Alternative Investments Defined
When most people hear the word “investment,” the first thing that pops into their head is usually stocks, bonds and/or mutual funds. Although these investment options are common, they are not the only investment vehicles available to investors. Historically, alternative investments were exclusive to large institutions or the super-wealthy. Recently, more alternative investment products became available, giving individual investors access to unique opportunities that aid in diversifying portfolios.
Alternative investments are diverse and represent an accumulation of hedge funds, private equity, commodities, and managed futures.
Alternative investments have the ability to:
- Reduce risk and enhance returns
- Diversify portfolios
- Offer different return cycles than other investments vehicles
- Lower correlation (in comparison to traditional investments)
- Hedge against some portfolio exposure (reducing concentration risk)
- Lower portfolio volatility
- Profit in various economic environments.
These abilities and others are circumstantial, and depend on the range of investment opportunities in a portfolio and the investment manager’s skill, knowledge, and experience.
Enhanced Returns & Return Cycles
Opportunities, diversification, lower liquidity levels, and returns define alternative asset classes. Because alternative investments do not typically move with other parts of a portfolio, their return patterns differ. Different return patterns can result in risk reduction, improved diversification, and increased returns.

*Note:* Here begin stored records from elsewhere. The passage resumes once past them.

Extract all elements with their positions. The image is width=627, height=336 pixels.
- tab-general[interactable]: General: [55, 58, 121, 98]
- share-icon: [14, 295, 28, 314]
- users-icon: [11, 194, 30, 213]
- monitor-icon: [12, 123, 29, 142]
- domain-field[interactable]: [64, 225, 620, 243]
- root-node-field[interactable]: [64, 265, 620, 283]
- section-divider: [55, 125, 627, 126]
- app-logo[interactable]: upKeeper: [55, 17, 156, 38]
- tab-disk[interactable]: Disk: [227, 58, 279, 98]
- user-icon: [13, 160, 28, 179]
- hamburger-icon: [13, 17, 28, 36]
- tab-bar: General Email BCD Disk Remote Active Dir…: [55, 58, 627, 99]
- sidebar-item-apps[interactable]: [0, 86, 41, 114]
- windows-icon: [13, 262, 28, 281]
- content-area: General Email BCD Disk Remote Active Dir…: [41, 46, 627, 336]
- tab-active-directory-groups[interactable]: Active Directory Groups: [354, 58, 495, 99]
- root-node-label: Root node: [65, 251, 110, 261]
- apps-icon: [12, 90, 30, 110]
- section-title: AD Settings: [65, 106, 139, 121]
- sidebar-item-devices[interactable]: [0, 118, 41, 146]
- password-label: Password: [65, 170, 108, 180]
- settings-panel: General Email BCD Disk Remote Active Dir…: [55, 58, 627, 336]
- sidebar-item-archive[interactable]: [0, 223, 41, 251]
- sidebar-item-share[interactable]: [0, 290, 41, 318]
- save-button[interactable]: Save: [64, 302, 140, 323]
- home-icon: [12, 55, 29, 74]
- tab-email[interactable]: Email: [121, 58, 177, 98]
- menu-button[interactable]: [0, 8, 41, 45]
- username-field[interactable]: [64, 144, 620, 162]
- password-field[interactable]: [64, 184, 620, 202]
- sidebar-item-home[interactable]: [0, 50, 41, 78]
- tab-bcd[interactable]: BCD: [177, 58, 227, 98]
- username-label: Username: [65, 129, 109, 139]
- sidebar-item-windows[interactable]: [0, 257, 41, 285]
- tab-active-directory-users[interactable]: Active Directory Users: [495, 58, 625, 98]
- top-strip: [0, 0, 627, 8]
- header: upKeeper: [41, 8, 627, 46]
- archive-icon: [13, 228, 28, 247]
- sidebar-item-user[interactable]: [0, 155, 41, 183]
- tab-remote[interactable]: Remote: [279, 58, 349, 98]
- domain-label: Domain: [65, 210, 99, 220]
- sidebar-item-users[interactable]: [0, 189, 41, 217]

Diversification is critical when designing a portfolio, and is a driving force behind why alternative investments are becoming more popular. The proper construction of a portfolio can increase or maximize expected returns. Alternative investments can be risky by themselves, but as part of a portfolio they offer great potential for diversification limited by asset allocation.
While alternative investments do carry various benefits, there are additional considerations investors should take into account before investing. For example, when compared to traditional investments, alternative assets can have a much lower liquidity, and are sometimes difficult to value and measure their performance.
Due diligence is paramount when considering any investment. The concept of alternative investing is often misunderstood, but with proper knowledge, and professional guidance investors can consider the benefits of complementing different assets and strategies with their core investments. As always, seek professional counsel.